Liberal n. 50/1999
Non ripartirò per un nuovo viaggio.
Per mille anni ho attraversato quadranti, astrolabi, scaffali ed almanacchi.
E ora che ristagno nel concavo di questi abiti sintetici, ora che il mio petto si è impigliato nel mimetismo delle griffe, nella memoria rimangono i corsetti che hanno incastrato i tuoi brevi giorni.
Erano frutto delle mani di Andalusia, delle beghine delle Fiandre, intessuti dalle ciocche delle nuvole dell’Ossezia. E quando l’uragano della tua dedizione ti ha portato fino alle porte di quel monastero di Normandia, il tuo corsetto si è rimarginato in un lugubre saio. Lì, mentre la neve mulinava il suo gelo, hai rinchiuso il bel tempo delle tue scarpette da gavotta.
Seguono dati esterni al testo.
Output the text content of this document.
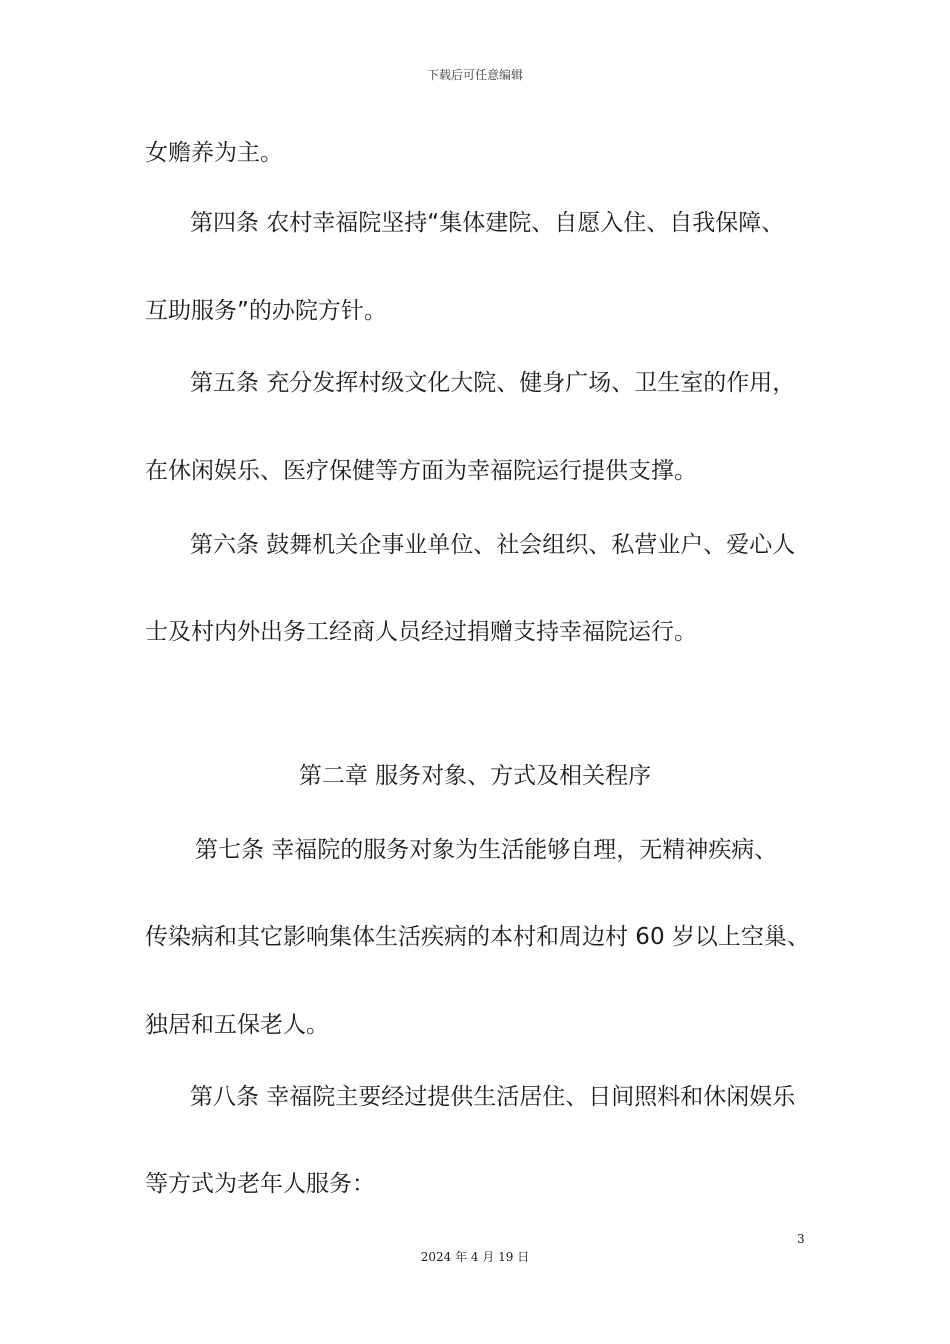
下载后可任意编辑
女赡养为主。
第四条 农村幸福院坚持“集体建院、自愿入住、自我保障、
互助服务”的办院方针。
第五条 充分发挥村级文化大院、健身广场、卫生室的作用，
在休闲娱乐、医疗保健等方面为幸福院运行提供支撑。
第六条 鼓舞机关企事业单位、社会组织、私营业户、爱心人
士及村内外出务工经商人员经过捐赠支持幸福院运行。
第二章 服务对象、方式及相关程序
第七条 幸福院的服务对象为生活能够自理，无精神疾病、
传染病和其它影响集体生活疾病的本村和周边村 60 岁以上空巢、
独居和五保老人。
第八条 幸福院主要经过提供生活居住、日间照料和休闲娱乐
等方式为老年人服务：
3
2024 年 4 月 19 日
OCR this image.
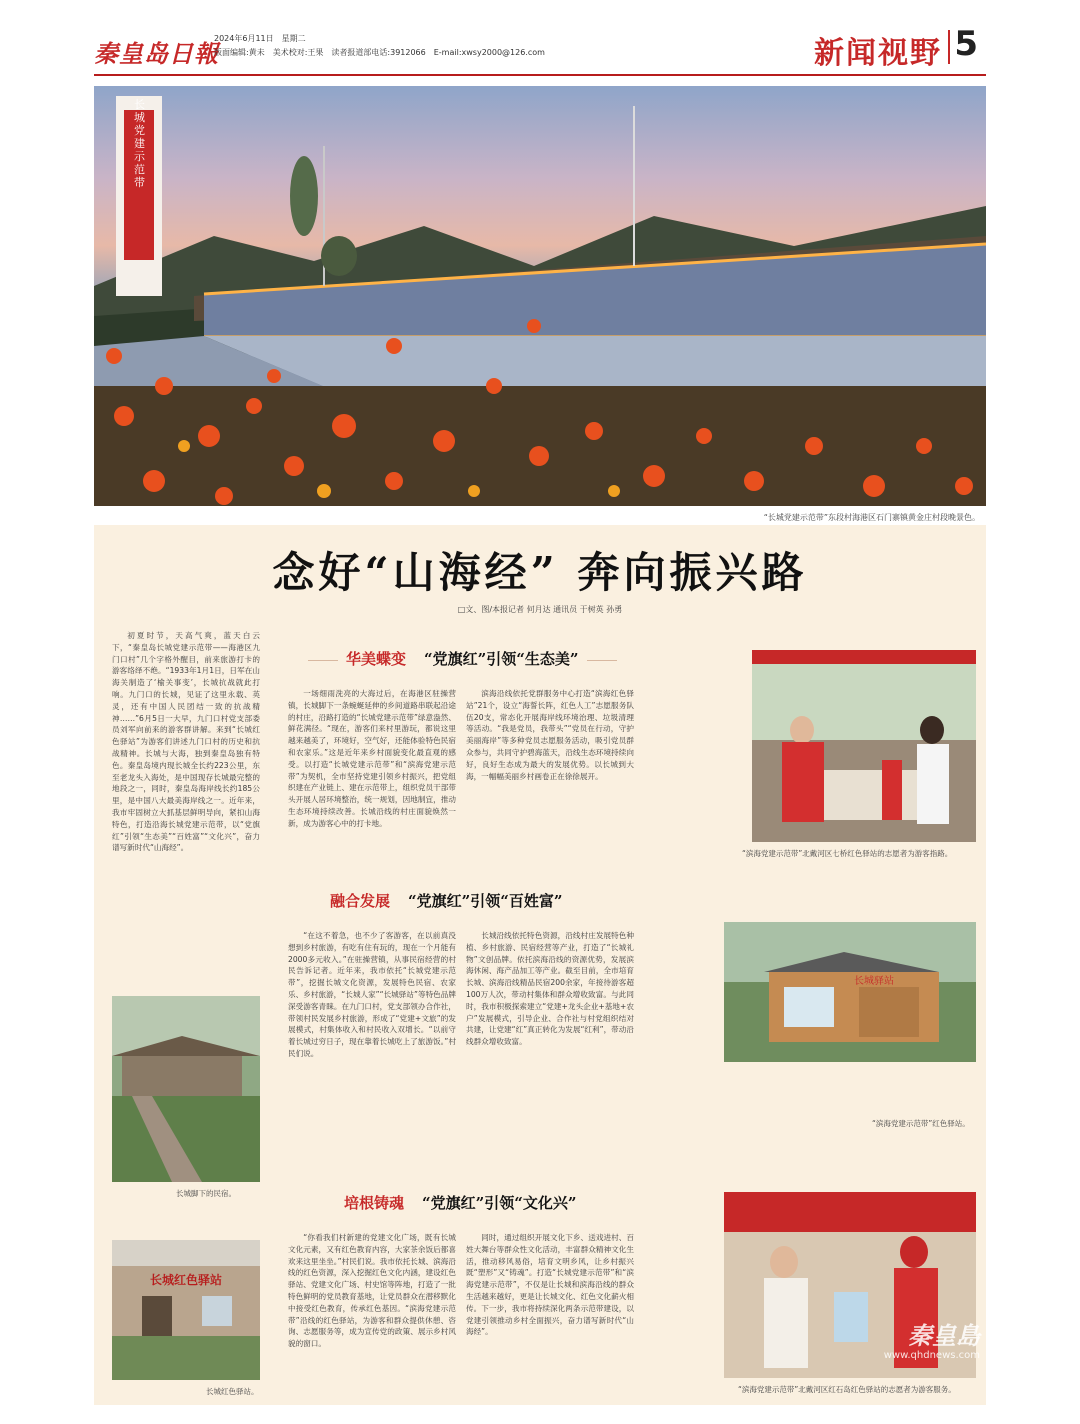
秦皇岛日報
2024年6月11日 星期二
版面编辑:黄未 美术校对:王果 读者报道部电话:3912066 E-mail:xwsy2000@126.com	新闻视野 5
长城党建示范带
“长城党建示范带”东段村海港区石门寨镇黄金庄村段晚景色。
念好“山海经” 奔向振兴路
□文、图/本报记者 何月达 通讯员 于树英 孙勇

初夏时节，天高气爽，蓝天白云下，“秦皇岛长城党建示范带——海港区九门口村”几个字格外醒目，前来旅游打卡的游客络绎不绝。“1933年1月1日，日军在山海关制造了‘榆关事变’，长城抗战就此打响。九门口的长城，见证了这里永载、英灵，还有中国人民团结一致的抗战精神……”6月5日一大早，九门口村党支部委员刘军向前来的游客群讲解。来到“长城红色驿站”为游客们讲述九门口村的历史和抗战精神。长城与大海，独到秦皇岛独有特色。秦皇岛境内现长城全长约223公里，东至老龙头入海处，是中国现存长城最完整的地段之一，同时，秦皇岛海岸线长约185公里，是中国八大最美海岸线之一。近年来，我市牢固树立大抓基层鲜明导向，紧扣山海特色，打造沿海长城党建示范带，以“党旗红”引领“生态美”“百姓富”“文化兴”，奋力谱写新时代“山海经”。

华美蝶变 “党旗红”引领“生态美”

一场细雨洗亮的大海过后，在海港区驻操营镇，长城脚下一条蜿蜒延伸的乡间道路串联起沿途的村庄，沿路打造的“长城党建示范带”绿意盎然、鲜花满径。“现在，游客们来村里游玩，都说这里越来越美了，环境好，空气好，还能体验特色民宿和农家乐。”这是近年来乡村面貌变化最直观的感受。以打造“长城党建示范带”和“滨海党建示范带”为契机，全市坚持党建引领乡村振兴，把党组织建在产业链上、建在示范带上，组织党员干部带头开展人居环境整治，统一规划，因地制宜，推动生态环境持续改善。长城沿线的村庄面貌焕然一新，成为游客心中的打卡地。

滨海沿线依托党群服务中心打造“滨海红色驿站”21个，设立“海誓长阵，红色人工”志愿服务队伍20支，常态化开展海岸线环境治理、垃圾清理等活动。“我是党员，我带头”“党员在行动，守护美丽海岸”等多种党员志愿服务活动，吸引党员群众参与，共同守护碧海蓝天，沿线生态环境持续向好，良好生态成为最大的发展优势。以长城到大海，一幅幅美丽乡村画卷正在徐徐展开。

“滨海党建示范带”北戴河区七桥红色驿站的志愿者为游客指路。
融合发展 “党旗红”引领“百姓富”

“在这不着急，也不少了客游客，在以前真没想到乡村旅游，有吃有住有玩的，现在一个月能有2000多元收入。”在驻操营镇，从事民宿经营的村民告诉记者。近年来，我市依托“长城党建示范带”，挖掘长城文化资源，发展特色民宿、农家乐、乡村旅游，“长城人家”“长城驿站”等特色品牌深受游客青睐。在九门口村，党支部领办合作社，带领村民发展乡村旅游，形成了“党建+文旅”的发展模式，村集体收入和村民收入双增长。“以前守着长城过穷日子，现在靠着长城吃上了旅游饭。”村民们说。

长城沿线依托特色资源，沿线村庄发展特色种植、乡村旅游、民宿经营等产业，打造了“长城礼物”文创品牌。依托滨海沿线的资源优势，发展滨海休闲、海产品加工等产业。截至目前，全市培育长城、滨海沿线精品民宿200余家，年接待游客超100万人次，带动村集体和群众增收致富。与此同时，我市积极探索建立“党建+龙头企业+基地+农户”发展模式，引导企业、合作社与村党组织结对共建，让党建“红”真正转化为发展“红利”，带动沿线群众增收致富。

长城驿站
“滨海党建示范带”红色驿站。
长城脚下的民宿。
培根铸魂 “党旗红”引领“文化兴”

“你看我们村新建的党建文化广场，既有长城文化元素，又有红色教育内容，大家茶余饭后都喜欢来这里坐坐。”村民们说。我市依托长城、滨海沿线的红色资源，深入挖掘红色文化内涵，建设红色驿站、党建文化广场、村史馆等阵地，打造了一批特色鲜明的党员教育基地，让党员群众在潜移默化中接受红色教育，传承红色基因。“滨海党建示范带”沿线的红色驿站，为游客和群众提供休憩、咨询、志愿服务等，成为宣传党的政策、展示乡村风貌的窗口。

同时，通过组织开展文化下乡、送戏进村、百姓大舞台等群众性文化活动，丰富群众精神文化生活，推动移风易俗，培育文明乡风，让乡村振兴既“塑形”又“铸魂”。打造“长城党建示范带”和“滨海党建示范带”，不仅是让长城和滨海沿线的群众生活越来越好，更是让长城文化、红色文化薪火相传。下一步，我市将持续深化两条示范带建设，以党建引领推动乡村全面振兴，奋力谱写新时代“山海经”。

长城红色驿站
长城红色驿站。
秦皇島
www.qhdnews.com
“滨海党建示范带”北戴河区红石岛红色驿站的志愿者为游客服务。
E le aie dove stringevo la biacca ed il rossetto delle tue guance e dove i violini gonfiavano le gonne delle fanciulle in fiore, si sono folgorate nel chiostro dove ti attendevano melodie gementi ed eterne. Il profumo dei nasturzi ti gocciolava ancora sul collo mentre il tuo viso era ormai delimitato dal bianco tenebroso del tuo velo, che ti avrebbe nascosto per sempre agli sguardi morbidi della nera plebaglia.
Non ripartirò per un nuovo viaggio.
Era inverno ed ho preso il treno per i brandelli di tempo delle mie epoche. Le malinconiche circonferenze dei secoli mi si sono accavallate nei seni del cervello. Ho sentito liquefarsi il grumo del sangue che, mentre si staccava dal balenio delle lame di Place Vendôme, mi trabordava sulle spiagge di Danimarca, dove vessilli neri minacciavano gli steccati dei feudatari in uniforme. Più e più volte fui costretto a tapparmi le orecchie per non spaccarmi i timpani quando il principe di Danimarca inveiva e lanciava collera contro il fato codardo e ingiusto.
Non ripartirò per un nuovo viaggio.
Mi sono fermato nell’aria pesante di Praga, quando i carri armati urlavano ideologie di morte, e mentre mi risucchiavo all’indietro fino ai vecchi banconi della Sorbona, dove parlavo con Tommaso d’Aquino dell’essenza della verità, ho udito lo strepitio delle pianure fiamminghe e delle distese innevate di Russia.
Non ripartirò per un nuovo viaggio.
Trifore gotiche mi hanno sbigottito l’anima, mentre la tua gonna plissettata mi civettava nel cuore. Terrapieni scozzesi si sono arrotati sul mio corpo, dopo aver accarezzato il portale barocco che ti scarabocchiava il viso.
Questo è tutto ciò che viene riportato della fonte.